Operación del martes 30 neutraliza embarcaciones sospechosas fuera de límites territoriales.
El Ejército de Estados Unidos ejecutó la destrucción de tres embarcaciones vinculadas al tráfico de drogas en el marco de la operación Lanza del Sur, resultando en la muerte de al menos tres tripulantes calificados como narcoterroristas.
Esta incursión militar, desarrollada en aguas internacionales el pasado 30 de diciembre, forma parte de una estrategia ofensiva de Washington para desarticular las rutas logísticas del narcotráfico en el Caribe y el Pacífico, al tiempo que busca ejercer presión política para forzar la salida de Nicolás Maduro del poder.

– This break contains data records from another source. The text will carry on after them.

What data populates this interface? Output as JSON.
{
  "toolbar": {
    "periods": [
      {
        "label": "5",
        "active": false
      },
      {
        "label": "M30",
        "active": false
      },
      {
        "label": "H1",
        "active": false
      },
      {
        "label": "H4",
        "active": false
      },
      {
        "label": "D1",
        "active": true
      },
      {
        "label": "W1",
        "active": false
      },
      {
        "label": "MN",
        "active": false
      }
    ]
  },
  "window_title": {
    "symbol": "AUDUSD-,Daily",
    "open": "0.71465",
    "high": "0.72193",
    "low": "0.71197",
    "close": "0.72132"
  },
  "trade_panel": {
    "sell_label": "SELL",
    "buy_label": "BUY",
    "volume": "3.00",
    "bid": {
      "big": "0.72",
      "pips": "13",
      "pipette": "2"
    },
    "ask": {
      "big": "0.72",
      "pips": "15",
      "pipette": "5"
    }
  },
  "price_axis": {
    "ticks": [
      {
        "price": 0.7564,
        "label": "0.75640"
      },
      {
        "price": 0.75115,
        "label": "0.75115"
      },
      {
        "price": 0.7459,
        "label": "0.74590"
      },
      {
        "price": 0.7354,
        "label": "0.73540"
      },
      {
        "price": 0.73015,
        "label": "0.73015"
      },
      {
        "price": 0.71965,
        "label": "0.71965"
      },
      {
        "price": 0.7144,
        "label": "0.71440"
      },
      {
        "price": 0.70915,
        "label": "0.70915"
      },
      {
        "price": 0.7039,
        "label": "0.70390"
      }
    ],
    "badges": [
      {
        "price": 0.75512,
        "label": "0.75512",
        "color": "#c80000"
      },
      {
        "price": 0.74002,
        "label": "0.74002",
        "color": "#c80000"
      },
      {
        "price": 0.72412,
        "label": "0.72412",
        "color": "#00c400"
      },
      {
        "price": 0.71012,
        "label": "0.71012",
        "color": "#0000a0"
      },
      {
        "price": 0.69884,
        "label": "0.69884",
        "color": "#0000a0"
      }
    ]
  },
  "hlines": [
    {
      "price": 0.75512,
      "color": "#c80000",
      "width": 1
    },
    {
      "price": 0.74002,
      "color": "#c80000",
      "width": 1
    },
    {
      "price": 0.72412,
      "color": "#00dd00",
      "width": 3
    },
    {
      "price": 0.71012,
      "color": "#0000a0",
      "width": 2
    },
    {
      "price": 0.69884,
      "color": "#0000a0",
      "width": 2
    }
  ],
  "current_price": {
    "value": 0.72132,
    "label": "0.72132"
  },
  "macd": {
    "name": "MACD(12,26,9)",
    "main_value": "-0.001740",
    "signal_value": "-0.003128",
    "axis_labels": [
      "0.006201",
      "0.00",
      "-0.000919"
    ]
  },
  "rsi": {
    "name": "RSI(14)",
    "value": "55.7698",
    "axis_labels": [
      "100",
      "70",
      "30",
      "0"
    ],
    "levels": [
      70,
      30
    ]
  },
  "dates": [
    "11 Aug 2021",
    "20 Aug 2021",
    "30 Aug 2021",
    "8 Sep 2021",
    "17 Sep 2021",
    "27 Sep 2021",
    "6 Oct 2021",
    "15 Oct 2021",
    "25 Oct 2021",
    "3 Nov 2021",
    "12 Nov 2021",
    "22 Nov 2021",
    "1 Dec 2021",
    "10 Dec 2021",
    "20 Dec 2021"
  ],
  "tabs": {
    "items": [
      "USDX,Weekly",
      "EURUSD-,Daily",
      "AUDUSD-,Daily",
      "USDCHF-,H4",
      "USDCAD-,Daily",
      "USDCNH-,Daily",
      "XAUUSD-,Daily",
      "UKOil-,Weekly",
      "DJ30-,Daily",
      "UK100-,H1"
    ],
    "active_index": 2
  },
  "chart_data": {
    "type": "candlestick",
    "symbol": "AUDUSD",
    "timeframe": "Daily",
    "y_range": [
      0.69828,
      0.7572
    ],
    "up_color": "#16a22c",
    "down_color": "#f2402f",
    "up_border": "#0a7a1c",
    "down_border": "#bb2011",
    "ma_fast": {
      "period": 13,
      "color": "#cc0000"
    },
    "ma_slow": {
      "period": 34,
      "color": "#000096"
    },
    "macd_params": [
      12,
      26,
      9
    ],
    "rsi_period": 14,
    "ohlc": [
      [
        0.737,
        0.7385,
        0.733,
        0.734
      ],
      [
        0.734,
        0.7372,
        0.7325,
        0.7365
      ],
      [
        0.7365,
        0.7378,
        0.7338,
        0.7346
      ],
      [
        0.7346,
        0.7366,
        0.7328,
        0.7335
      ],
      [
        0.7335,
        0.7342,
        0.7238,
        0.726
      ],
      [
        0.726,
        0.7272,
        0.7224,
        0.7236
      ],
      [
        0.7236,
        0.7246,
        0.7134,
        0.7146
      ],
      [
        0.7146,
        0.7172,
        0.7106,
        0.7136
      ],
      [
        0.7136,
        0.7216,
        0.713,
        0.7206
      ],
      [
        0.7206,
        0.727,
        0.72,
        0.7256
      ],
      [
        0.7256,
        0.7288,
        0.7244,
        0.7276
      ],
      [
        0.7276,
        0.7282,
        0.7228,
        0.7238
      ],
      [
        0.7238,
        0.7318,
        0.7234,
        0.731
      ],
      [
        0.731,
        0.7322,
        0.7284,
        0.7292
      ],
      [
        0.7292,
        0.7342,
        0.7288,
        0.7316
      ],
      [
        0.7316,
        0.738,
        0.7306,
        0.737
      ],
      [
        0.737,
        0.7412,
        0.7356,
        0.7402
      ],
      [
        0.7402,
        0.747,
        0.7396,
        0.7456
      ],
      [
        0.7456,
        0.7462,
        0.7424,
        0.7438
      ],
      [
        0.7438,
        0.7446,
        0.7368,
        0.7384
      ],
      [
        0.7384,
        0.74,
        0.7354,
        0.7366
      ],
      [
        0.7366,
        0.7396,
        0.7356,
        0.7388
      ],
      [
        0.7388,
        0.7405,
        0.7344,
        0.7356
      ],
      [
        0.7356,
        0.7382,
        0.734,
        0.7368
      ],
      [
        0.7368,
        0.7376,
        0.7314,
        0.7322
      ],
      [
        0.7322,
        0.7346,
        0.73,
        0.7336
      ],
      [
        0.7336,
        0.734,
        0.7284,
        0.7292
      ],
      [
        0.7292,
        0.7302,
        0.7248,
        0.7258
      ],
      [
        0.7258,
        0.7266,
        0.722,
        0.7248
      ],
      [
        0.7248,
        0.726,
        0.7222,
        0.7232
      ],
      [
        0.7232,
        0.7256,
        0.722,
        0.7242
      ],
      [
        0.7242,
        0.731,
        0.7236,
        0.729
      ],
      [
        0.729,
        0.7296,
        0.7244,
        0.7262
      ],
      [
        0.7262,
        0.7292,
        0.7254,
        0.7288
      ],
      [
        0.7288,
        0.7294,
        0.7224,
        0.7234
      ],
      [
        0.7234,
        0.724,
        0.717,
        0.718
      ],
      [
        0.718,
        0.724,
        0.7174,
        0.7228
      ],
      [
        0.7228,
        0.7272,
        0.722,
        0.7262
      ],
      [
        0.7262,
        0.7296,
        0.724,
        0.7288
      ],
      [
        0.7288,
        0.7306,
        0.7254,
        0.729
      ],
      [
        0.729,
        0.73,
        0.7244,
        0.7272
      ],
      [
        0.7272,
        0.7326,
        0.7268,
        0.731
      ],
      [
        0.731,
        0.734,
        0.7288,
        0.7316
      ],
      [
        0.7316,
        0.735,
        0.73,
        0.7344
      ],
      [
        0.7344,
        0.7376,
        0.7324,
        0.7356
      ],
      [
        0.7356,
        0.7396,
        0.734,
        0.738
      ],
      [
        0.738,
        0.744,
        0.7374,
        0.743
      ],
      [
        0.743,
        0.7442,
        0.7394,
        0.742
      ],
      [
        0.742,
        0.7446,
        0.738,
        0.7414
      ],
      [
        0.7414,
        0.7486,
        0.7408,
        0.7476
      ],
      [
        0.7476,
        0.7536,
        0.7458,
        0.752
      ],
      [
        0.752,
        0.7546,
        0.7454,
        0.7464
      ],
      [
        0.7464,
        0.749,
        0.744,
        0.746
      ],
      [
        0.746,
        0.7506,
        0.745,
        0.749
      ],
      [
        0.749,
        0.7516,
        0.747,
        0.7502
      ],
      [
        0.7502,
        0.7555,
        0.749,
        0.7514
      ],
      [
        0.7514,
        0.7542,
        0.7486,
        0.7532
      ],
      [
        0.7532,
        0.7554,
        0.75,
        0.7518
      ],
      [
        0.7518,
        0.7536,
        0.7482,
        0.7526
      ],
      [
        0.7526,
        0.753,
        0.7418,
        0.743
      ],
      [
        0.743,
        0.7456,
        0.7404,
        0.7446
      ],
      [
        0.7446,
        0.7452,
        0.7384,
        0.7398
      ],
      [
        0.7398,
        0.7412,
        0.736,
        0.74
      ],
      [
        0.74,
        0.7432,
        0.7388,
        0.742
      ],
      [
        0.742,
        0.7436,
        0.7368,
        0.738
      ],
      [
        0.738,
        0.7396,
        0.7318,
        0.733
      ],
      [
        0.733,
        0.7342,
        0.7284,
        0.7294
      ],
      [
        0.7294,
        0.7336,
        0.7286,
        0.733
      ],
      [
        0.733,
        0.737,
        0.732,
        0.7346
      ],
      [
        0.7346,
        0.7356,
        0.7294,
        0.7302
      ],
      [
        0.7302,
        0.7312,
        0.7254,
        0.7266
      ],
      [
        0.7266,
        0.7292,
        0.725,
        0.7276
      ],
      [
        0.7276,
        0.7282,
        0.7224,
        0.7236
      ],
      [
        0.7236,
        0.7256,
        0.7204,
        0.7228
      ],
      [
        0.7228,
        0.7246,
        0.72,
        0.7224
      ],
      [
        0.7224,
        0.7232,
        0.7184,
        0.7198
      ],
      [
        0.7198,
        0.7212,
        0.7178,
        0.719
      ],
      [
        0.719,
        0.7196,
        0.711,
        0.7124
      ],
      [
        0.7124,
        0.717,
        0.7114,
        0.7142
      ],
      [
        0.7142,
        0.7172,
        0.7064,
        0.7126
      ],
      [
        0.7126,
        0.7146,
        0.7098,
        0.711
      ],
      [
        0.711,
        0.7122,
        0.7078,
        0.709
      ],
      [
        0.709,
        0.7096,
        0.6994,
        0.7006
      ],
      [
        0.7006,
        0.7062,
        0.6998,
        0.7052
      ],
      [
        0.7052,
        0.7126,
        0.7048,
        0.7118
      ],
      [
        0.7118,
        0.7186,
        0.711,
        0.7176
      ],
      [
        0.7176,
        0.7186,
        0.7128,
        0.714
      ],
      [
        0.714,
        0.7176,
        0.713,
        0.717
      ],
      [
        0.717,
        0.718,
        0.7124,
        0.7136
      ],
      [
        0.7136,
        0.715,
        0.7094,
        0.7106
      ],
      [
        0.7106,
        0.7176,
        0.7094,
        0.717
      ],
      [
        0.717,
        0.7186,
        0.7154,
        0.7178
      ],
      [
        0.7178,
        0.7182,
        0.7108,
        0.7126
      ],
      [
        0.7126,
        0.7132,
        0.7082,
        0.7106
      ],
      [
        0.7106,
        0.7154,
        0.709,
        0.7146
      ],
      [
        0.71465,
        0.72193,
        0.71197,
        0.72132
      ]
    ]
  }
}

Según el Comando Sur, las naves fueron interceptadas tras confirmar mediante inteligencia el transbordo de sustancias ilícitas entre ellas, sumando este ataque a una serie de operaciones que han destruido aproximadamente 35 embarcaciones y causado más de cien bajas desde septiembre.
Operatividad táctica y rescate de supervivientes
El Comando Sur detalló, a través de registros visuales difundidos en plataformas oficiales, que el ataque inicial impactó una lancha en movimiento donde fallecieron tres ocupantes.
Ante la inminencia de las ráfagas, los tripulantes de las otras dos unidades abandonaron las naves saltando al mar, momento en el cual las fuerzas estadounidenses procedieron a hundir los vehículos que permanecían a la deriva.
Tras la neutralización del equipo logístico, las autoridades militares notificaron a la Guardia Costera de EE. UU. para iniciar los protocolos de búsqueda y rescate de los supervivientes, manteniendo la política de vigilancia extrema sobre las rutas de navegación que conectan con territorio venezolano.
La administración de Donald Trump ha intensificado un despliegue militar sin precedentes en el Caribe Sur, justificando estas acciones bajo la premisa de que el gobierno venezolano opera como un narcoestado. Además de las operaciones navales, Washington ha iniciado la confiscación de petroleros que transportan crudo venezolano, alegando el uso ilícito de activos pertenecientes a empresas estadounidenses.
Esta escalada de tensión incluye denuncias sobre la toma de instalaciones petroleras por parte del chavismo y el reciente anuncio de un bombardeo estratégico contra un muelle en el litoral venezolano, presuntamente utilizado por la organización criminal Tren de Aragua, lo que representaría el primer ataque directo de Washington en territorio soberano de Venezuela.